In 1962, members of the group gave dramatic testimony before a United States Senate committee that was contemplating grants on pollution. Mrs. Fermi said:
“One of our members testified, bringing with her a dirty handkerchief she had passed over a window shortly after she had washed the window.”
“Senator Edmund Muskie (D., ME) said it was the first time a citizens’ group had testified. We felt we helped Chicago. The city wound up with a one-million dollar pollution grant.”[Today that one-million dollar grant would be seven-million.] ?
Coal Law Repeal Urged
Chicago Sun-Times
January 6, 1970
MRS. LAURA FERMI, widow of atomic energy pioneer Enrico Fermi, urged a legislative committee to seek the repeal of a state law requiring public buildings to burn Illinois coal. The high sulphur content of Illinois coal is responsible for much of the state’s air pollution, said Mrs. Fermi.
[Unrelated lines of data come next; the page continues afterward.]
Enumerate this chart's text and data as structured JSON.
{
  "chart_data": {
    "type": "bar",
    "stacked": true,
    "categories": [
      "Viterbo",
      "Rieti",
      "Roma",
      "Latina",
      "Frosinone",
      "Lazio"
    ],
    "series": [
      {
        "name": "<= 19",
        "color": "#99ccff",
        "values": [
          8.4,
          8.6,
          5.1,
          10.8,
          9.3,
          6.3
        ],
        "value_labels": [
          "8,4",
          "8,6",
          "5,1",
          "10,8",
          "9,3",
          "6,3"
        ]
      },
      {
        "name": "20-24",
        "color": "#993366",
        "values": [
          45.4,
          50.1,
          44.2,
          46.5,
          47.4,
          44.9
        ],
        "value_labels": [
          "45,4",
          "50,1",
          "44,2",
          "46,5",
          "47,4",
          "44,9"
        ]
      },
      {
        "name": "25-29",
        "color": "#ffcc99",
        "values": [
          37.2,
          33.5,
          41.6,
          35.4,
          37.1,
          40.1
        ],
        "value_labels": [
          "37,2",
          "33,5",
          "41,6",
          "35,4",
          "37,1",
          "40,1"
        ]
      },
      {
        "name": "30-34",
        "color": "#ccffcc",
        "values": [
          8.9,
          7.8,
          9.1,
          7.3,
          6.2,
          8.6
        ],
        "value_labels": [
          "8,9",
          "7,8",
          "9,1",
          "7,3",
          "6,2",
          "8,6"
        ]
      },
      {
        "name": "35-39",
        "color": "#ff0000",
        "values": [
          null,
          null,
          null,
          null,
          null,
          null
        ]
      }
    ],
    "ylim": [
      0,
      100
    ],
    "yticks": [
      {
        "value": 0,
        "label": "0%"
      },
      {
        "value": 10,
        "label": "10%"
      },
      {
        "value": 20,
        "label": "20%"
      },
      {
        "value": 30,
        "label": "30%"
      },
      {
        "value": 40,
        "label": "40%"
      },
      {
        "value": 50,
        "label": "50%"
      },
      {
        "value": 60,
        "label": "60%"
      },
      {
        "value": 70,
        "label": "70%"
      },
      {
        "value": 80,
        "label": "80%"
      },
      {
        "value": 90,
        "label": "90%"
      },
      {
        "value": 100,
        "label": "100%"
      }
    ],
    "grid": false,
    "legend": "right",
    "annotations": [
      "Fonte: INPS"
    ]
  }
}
Mrs. Fermi, representing the Cleaner Air Committee of Hyde Park and Kenwood, testified at a hearing by the Illinois House Air Pollution Study Committee in the State of Illinois building, 160. N. La Salle. She noted that the 1937 law forces public buildings to burn Illinois coal, even if the price is up to 10 per cent higher than other coal.
Her plea was echoed by Dr. Bruce Douglas, professor of community health at the University of Illinois college of Medicine, who called Illinois efforts to halt air pollution “lackadaisical”. He noted that Illinois budgeted only $125,923 for air pollution control during the last two years while New Jersey set aside $1,000,000 and New York appropriated $1,800,000.